Lior Anidzar, a dirt-poor, working-class Israeli auto mechanic, met the same fate.  A Sephardic Jew, the Anidzar family fled the Arab Muslim and its rampant anti-Semitism.  But he could not escape it. 

Married just two weeks, Anidzar went to a nearby store to take his new wife out to lunch.  She was not hungry, so he went by himself to Mayor's Falafel for some falafel and shawarmeh.  It was also his last meal.  He was murdered at age 26.

The undue early deaths of Daniel Wultz and Lior Anidzar, both Jews, at the hands of Palestinian homicide bomber are illustrative of what's really happening in the Israeli-Palestinian conflict.  And what, far too often, is happening at falafel joints and bars and pizza shops throughout Israel.

It's not a moral equivalency musical, where both sides are equal. 

That this 20-minute movie boils it down to both sides fighting for control of the falafel industry is not just silly, callous, and obtuse, it's worse--an abomination of the many living and dead who were maimed, many fatally, by the actions of these joyous people shown dancing over falafel.
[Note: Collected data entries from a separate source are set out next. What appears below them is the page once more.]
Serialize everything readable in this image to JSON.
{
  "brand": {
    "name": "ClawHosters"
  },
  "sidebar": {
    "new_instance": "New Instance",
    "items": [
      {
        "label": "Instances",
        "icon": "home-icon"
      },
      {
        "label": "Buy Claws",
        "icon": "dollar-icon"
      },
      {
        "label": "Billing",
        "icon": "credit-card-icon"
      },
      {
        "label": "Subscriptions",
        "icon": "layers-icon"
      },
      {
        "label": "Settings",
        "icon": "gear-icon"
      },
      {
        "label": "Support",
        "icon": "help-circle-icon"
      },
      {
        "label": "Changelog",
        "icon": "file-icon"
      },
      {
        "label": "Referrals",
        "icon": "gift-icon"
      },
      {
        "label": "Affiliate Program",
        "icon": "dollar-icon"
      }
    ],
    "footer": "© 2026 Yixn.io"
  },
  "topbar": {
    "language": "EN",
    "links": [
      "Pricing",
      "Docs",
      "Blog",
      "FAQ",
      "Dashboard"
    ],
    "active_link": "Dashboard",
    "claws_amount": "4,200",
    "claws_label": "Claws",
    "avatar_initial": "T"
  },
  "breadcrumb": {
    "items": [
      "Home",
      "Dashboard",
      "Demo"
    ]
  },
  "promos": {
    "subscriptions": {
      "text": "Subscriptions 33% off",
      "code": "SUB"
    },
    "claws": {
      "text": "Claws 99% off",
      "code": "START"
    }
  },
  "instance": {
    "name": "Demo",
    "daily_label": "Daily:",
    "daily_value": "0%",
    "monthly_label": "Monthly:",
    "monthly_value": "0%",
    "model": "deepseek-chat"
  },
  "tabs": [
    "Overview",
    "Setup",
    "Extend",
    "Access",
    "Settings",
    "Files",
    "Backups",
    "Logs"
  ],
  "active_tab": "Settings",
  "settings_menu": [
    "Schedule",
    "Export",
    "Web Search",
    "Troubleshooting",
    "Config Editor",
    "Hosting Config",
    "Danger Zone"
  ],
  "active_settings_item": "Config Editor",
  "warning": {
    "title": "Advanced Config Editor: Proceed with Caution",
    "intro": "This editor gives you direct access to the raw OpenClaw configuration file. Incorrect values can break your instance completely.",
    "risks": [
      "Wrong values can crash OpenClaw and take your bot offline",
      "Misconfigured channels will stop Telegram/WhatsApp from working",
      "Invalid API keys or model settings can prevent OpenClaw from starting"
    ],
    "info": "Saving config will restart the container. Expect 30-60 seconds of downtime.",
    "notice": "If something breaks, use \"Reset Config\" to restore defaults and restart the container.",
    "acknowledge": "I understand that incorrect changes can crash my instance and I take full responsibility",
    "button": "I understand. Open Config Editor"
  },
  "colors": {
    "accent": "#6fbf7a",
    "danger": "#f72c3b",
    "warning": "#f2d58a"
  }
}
This isn't a petty feud over ground chick-peas fried into balls. It's over the right of the Jewish people to live in peace and freedom versus the avowed Islamic goal of annihilating them from the entire State of Israel.

The politics of "West Bank Story's" Director and Co-writer, Ari Sandel, are illuminating.  He is a member of several far-left organizations with an admitted agenda in the Middle East.  That includes "Peace Now," at whose events Sandel promoted his movie.  Peace Now is a far-left group of Israelis that advocates giving the entire West Bank and half of Jerusalem to the Palestinians.  It has repeatedly advanced discredited claims of Palestinian ownership of land in the West Bank and Jerusalem.  Sandel recognizes a Palestinian state and has traveled to Dubai, where Israeli citizens are not allowed entry due to the Arab Boycott.

Sandel's politics are in line with the apparent thoughts of the Academy.

Last year, "Paradise Now," a movie that sympathizes with Palestinian homicide bombers was among the Academy Award nominees.  Fortunately, the Oscar didn't go to that movie.

But in previous years, the Oscars have been the scene for virulent anti-Israel sentiment.  In 1978, when Vanessa Redgrave accepted her Oscar for Best Supporting Actress, she attacked Israel and "Zionist hoodlums."

Now, those Jews and others who've lost life and limb courtesy of Islamic homicide bombers are reduced to singing, dancing rivals in the falafel world.

Gee, Officer Krupke, give me a break.